November 02, 2009, 9:13 PM — An expert on cable modem hacking has been arrested by federal authorities on computer intrusion charges.
According to the U.S. Department of Justice (DOJ), Ryan Harris, 26, ran a San Diego company called TCNISO that sold customizable cable modems and software that could be used to get free Internet service or a speed boost for paying subscribers.
Harris, also known as DerEngel, was charged on Aug. 16, but the grand jury indictment was not unsealed until Monday, several days after his Oct. 23 arrest. He faces a maximum sentence of 20 years in prison and a US$250,000 fine, the DOJ said. The six-count indictment charges him with conspiracy, computer intrusion and wire fraud. He was charged in U.S. District Court for the District of Massachusetts.
The arrest follows a November 2008 undercover sting operation, where a U.S. Federal Bureau of Investigation agent bought modems and a book by Harris about cable-modem hacking. "These modems were capable of hacking a cable network and obtaining free Internet service," the indictment states.
Hackers have known for years that certain models of cable modem, such as the Motorola Surfboard 5100, can be hacked to run faster on a network, a process known as uncapping. However, the question of whether uncapping a modem is illegal is "not clear," according to Bill Pollock, founder of No Starch Press, which published Harris' 2006 how-to book, Hacking the Cable Modem.
Pollock said he published the book to give Internet users good information about how to tinker with their modems and get diagnostic information, some of which is blocked by Internet service providers. "If you buy a modem and you can hack the firmware, it's your piece of hardware," he said. "If you use it to steal service, you're breaking the law."
Cable modems can also be configured to use a paying customer's MAC (Media Access Control) address to steal service. According to the indictment, Harris helped develop tools that could be used to sniff MAC addresses in order to get on the network free.
Using a fake MAC address can also make Internet surfing untraceable, a feature that could help criminals hide their footsteps from law enforcement.
In January, Harris told Wired.com that changing MAC addresses in order to get free Internet service was "morally wrong and probably illegal."
"There's a gray area there, but theft of service is a crime no matter where you're at," he said.
Authorities say Harris' company, TCNISO, made more than $1 million selling cable-modem-hacking materials between 2003 and 2009, according to court documents. The company distributed cable-modem firmware called Sigma, along with a version of the Surfboard 5100 modem and some hacking software called Blackcat.
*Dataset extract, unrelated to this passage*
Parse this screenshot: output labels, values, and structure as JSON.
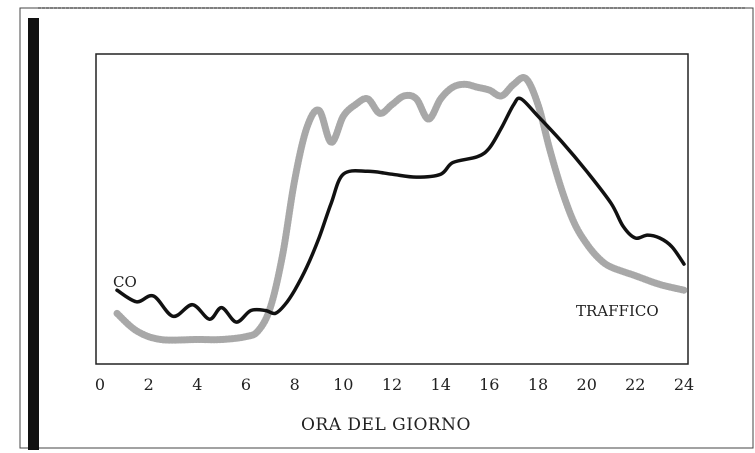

In 2005, the company developed a modified version of Sigma, called Sigma X, that could "block ISPs from 'probing' a modem to determine whether it was hacked," the indictment states. In March 2007, Harris asked users on the Tcniso.net forums for "verified Mac addresses and/or config files," it states.
One of TCNISO's more notorious customers was an unidentified teenager who used the hacker name Dshocker. Last year Dshocker pleaded guilty to hacking charges that dated back to 2005, when he was just 13 years old. Dshocker was charged with using stolen credit cards, phoning in bomb threats and operating a botnet of several thousand hacked computers.
Dshocker used Sigma to change his modem's MAC address and connect to a U.S. ISP, Charter Communications, without paying, the Harris indictment states. Later, he allegedly uncapped his modem, bumping up his access speed tenfold.
Harris isn't the first person to be charged with this type of activity. In January, Thomas Swingler was charged with selling cable modems that could be customized to get free Internet service.
TCNISO's Web site was offline Monday, but Swingler's site, cablehack.net, is still open for business. According to CableHack's site, the modems it sells are "for educational use only." The company "does not encourage its users to use these modems illegally in any way, shape, or form."